DD has had a similar situation with an old friend - not the physical stuff but more emotional bullying, manipulation, telling lies about DD, telling her who she should be friends with etc. and also lots of drama and tears if DD ever stood up to her.
It got to a point where every day DD was coming home from school upset and crying. I thought to myself, fast forward 10 years, if this was a boyfriend doing this what would I be telling her? To leave him, as it’s abuse! I didn’t want her growing up thinking this sort of relationship is OK. We had a talk and turned out she wanted to distance herself from the friend but felt guilty about it and was worried she’d get in trouble for it! I reassured her that it was OK, friends don’t treat you like this, and that it’s not her responsibility to make the other girl happy. Looking back I think she needed my ‘permission’ to make the break from the girl. I also reassured her that if school contacted me I would back her up (the girl also often portrayed herself as the victim). DD did speak to the friend and tell her how she felt. Then she distanced herself, has made other friends now and is much happier.
She occasionally sees the old friend but only when she wants to, on her own terms. I am really proud of DD.
As women too often we try to be peacemakers, we worry so much about keeping everybody happy, at the expense of our own happiness.

diddl · 23/10/2018 09:18

"As women too often we try to be peacemakers, we worry so much about keeping everybody happy, at the expense of our own happiness."

Yes!!!!

So much this!

Your daughter doesn't want to go.

Tell her that that is absolutely fine-no ifs or buts.

That's her decision-support her in it!

BumsexAtTheBingo · 23/10/2018 09:45

I think maybe my title wasn’t the best asking if I should ‘let’ her not go. I’m obviously not going to make her.
Ideally I think she would like to go - just not with this other girl. It’s an activity she enjoys and she gets on well with the other 2. I suppose I was just seeing if there was a way she could go and avoid problems with this other girl but I don’t think that will be possible.
And it is quite an expensive activity as well paid for upfront. I’ll offer to pay for dd but I’m pretty sure the mum will refuse.

OP posts:
formerbabe · 23/10/2018 10:12

As women too often we try to be peacemakers, we worry so much about keeping everybody happy, at the expense of our own happiness

Not everything is a feminist issue. I'm just as likely to tell my ds that he doesn't accept an invitation then not show up and I'm just as likely to tell him not to let his friends down.

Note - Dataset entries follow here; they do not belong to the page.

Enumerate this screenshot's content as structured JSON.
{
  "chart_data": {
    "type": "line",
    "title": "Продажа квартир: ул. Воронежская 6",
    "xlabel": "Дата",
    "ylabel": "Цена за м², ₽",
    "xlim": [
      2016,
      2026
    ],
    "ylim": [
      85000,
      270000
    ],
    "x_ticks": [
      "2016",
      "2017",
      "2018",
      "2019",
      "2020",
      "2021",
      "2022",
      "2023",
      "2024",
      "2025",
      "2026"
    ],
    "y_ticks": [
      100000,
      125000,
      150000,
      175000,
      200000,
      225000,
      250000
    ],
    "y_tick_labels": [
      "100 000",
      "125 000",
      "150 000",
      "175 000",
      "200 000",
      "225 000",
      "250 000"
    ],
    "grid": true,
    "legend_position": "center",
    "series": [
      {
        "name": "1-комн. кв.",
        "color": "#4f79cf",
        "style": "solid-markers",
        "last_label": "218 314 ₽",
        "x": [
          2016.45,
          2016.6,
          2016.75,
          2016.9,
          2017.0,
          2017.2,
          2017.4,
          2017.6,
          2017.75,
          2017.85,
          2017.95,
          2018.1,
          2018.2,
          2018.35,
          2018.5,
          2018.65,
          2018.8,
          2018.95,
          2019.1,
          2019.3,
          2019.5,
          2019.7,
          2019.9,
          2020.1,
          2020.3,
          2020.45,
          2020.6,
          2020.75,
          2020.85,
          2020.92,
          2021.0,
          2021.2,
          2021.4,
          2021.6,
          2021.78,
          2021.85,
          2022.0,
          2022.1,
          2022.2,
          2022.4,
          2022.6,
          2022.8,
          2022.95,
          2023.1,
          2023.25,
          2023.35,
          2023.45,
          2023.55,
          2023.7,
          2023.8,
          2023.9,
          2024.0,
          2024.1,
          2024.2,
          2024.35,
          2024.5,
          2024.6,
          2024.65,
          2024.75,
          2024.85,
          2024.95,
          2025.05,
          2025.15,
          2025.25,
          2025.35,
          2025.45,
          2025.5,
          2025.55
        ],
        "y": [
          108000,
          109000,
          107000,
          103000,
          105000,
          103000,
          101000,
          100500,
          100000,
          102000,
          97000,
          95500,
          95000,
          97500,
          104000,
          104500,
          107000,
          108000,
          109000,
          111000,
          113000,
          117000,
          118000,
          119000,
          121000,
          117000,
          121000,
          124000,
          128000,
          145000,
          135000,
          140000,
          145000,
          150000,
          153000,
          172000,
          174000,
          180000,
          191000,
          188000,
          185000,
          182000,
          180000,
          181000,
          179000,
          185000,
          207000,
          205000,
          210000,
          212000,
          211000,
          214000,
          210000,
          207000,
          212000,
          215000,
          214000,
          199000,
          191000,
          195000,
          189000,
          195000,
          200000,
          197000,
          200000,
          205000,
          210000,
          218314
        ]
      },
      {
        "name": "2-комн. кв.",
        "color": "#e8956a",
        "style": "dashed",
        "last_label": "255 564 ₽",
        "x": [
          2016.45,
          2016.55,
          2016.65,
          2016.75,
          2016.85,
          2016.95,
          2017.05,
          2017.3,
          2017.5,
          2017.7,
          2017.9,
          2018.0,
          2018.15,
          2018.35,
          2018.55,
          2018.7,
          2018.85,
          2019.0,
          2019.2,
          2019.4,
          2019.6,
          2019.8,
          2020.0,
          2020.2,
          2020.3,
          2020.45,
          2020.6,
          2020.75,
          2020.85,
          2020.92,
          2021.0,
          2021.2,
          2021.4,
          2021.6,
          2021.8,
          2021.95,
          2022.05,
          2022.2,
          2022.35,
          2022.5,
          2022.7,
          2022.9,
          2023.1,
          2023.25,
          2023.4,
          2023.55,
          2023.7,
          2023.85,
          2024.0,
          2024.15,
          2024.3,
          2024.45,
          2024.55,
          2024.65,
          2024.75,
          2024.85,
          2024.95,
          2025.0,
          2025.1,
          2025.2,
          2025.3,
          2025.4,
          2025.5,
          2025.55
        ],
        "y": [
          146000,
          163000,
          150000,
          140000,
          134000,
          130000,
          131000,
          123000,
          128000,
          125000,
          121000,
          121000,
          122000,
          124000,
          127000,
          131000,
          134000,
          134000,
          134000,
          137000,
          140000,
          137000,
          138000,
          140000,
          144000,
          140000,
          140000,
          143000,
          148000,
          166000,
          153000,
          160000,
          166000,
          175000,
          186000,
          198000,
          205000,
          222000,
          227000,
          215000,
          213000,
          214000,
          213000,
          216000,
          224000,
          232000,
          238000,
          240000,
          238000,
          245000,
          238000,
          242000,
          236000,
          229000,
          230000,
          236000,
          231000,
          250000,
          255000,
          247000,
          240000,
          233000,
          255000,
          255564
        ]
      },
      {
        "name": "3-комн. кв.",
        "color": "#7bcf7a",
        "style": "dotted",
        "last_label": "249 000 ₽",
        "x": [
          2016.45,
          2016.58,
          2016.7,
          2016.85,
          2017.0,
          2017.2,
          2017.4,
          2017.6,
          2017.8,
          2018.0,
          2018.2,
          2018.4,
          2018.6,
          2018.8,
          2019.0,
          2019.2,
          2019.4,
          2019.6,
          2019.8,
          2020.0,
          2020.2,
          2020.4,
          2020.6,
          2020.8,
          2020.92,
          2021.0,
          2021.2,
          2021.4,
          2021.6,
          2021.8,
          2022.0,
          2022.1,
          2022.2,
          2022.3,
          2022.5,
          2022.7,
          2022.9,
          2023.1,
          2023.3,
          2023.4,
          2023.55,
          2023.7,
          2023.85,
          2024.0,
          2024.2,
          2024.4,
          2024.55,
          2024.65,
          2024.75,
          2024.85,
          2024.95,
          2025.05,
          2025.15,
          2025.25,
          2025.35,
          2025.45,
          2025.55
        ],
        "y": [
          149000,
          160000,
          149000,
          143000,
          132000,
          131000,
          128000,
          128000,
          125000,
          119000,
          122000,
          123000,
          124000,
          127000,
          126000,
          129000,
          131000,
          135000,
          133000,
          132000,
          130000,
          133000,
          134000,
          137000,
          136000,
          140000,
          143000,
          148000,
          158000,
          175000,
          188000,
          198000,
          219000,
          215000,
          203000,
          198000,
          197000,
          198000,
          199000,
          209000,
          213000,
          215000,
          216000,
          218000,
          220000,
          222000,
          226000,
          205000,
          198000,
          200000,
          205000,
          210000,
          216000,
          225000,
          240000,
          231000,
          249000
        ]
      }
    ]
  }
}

BumsexAtTheBingo · 23/10/2018 12:01

And I do get what people are saying about the other 2 friends being bystanders to an extent but tbh apart from the party issue dd is happy with how things are now at school. She sees the other 2 in most of her classes and out of school and in school she has a few groups she hangs around with as well. If the other 2 did decide to take dds side and avoid the drama llama I could only imagine the hysterics about dd having stolen them or them all excluding her. I think dd is quite pleased that she’s managed to slink away quietly!

OP posts:
MatildaTheCat · 23/10/2018 12:12

Is the parent of the birthday girl aware of this? I would suggest having a chat and asking her to attend and keep an eye on things while pretending to read her book. They are still quite young and the bully may well simply be immature and insecure.

In short they need adult supervision to keep things safe. That’s what I would be pushing for so all the girls can attend, have fun and learn to behave like civilised people. If that doesn’t help then again you as parents need to find a way of getting the bully help/ consequences via the school.

SnuggyBuggy · 23/10/2018 12:22

It's a shame that almost teenagers need adult supervision because one can't resist being violent

placebobebo · 23/10/2018 20:22

Laid back friend despite having stood up for Ops DD in the past, but in this situation she is now the one putting on the pressure for her to be in a position where she does not feel comfortable.